The money will help buy vaccines and strengthen health systems in developing nations, a number of which are predominantly Muslim. “The funds will be used to protect children near and far – in countries from Yemen and Mali to Afghanistan and Indonesia – from deadly diseases,” said Karsenti.

What the experts say

“The use of proceeds – to help finance the delivery of life-saving vaccines and related health system strengthening support to many of the world’s poorest nations – is well aligned with the core principles of Islamic finance,” said Madelyn Antoncic, Vice President and Treasurer of the World Bank, IFFIm’s Treasury Manager.

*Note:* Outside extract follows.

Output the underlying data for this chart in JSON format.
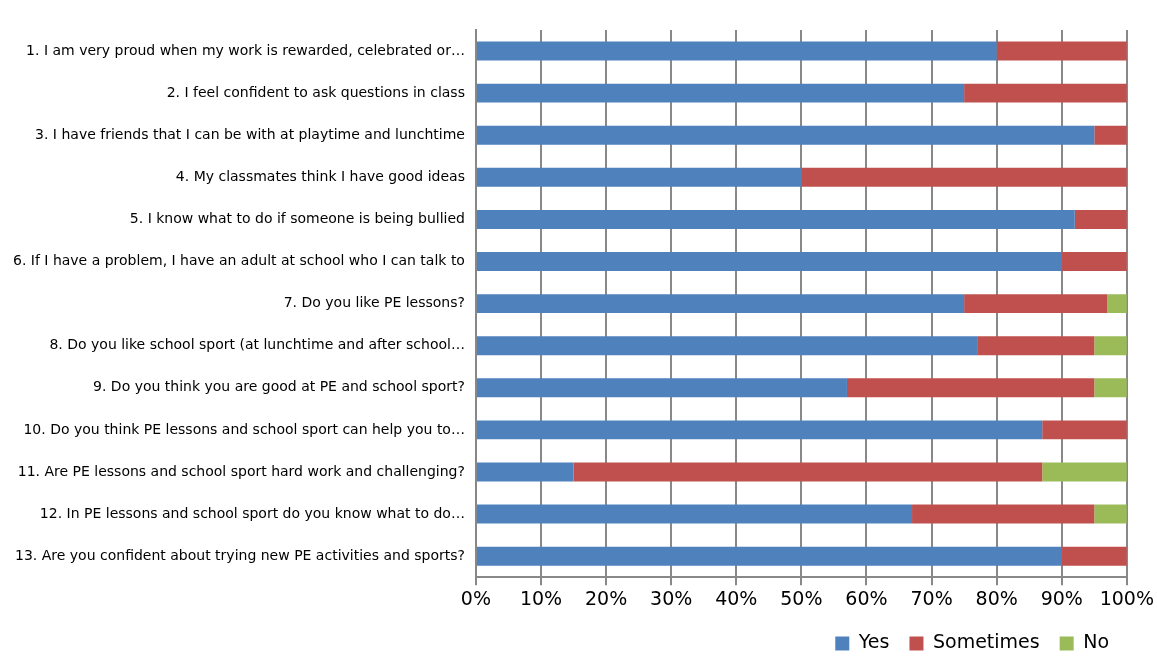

“This issuance is testament to the growing interest among international issuers to tap the Islamic investment pool and the rising demand by both Islamic and conventional investors to subscribe to high-quality Sukuk,” said Afaq Khan, CEO Islamic Banking, at Standard Chartered Bank.

“In a year of landmark Sukuk issuances, the IFFIm debut Sukuk stands out in terms of the opportunity it gives Sukuk investors to be directly part of an initiative that improves the wellbeing of those in need,” said Khalid Al-Subeai, Acting CEO at Barwa Bank.

“We hope that the success of the IFFIm Sukuk will pave the way for more socially-responsible type Sukuk to be issued in the near term,” said Tengku Dato’ Zafrul Tengku Abdul Aziz, Acting Group CEO at CIMB Group Holdings Berhad.

“It is noteworthy not only as the first-ever socially responsible Vaccine Sukuk but also in evidencing the significant buy-side appetite from Middle Eastern investors for high-grade international credits,” said Andy Cairns, Global Head of Debt Origination and Distribution at NBAD.

“The strong appetite from investors is a reflection of both the increasing role of Sukuk in providing financing solutions globally, and the support for the vital contributions that Gavi makes to improve the lives of children where the need is greatest,” said Sarah Al-Suhaimi, CEO of NCB Capital.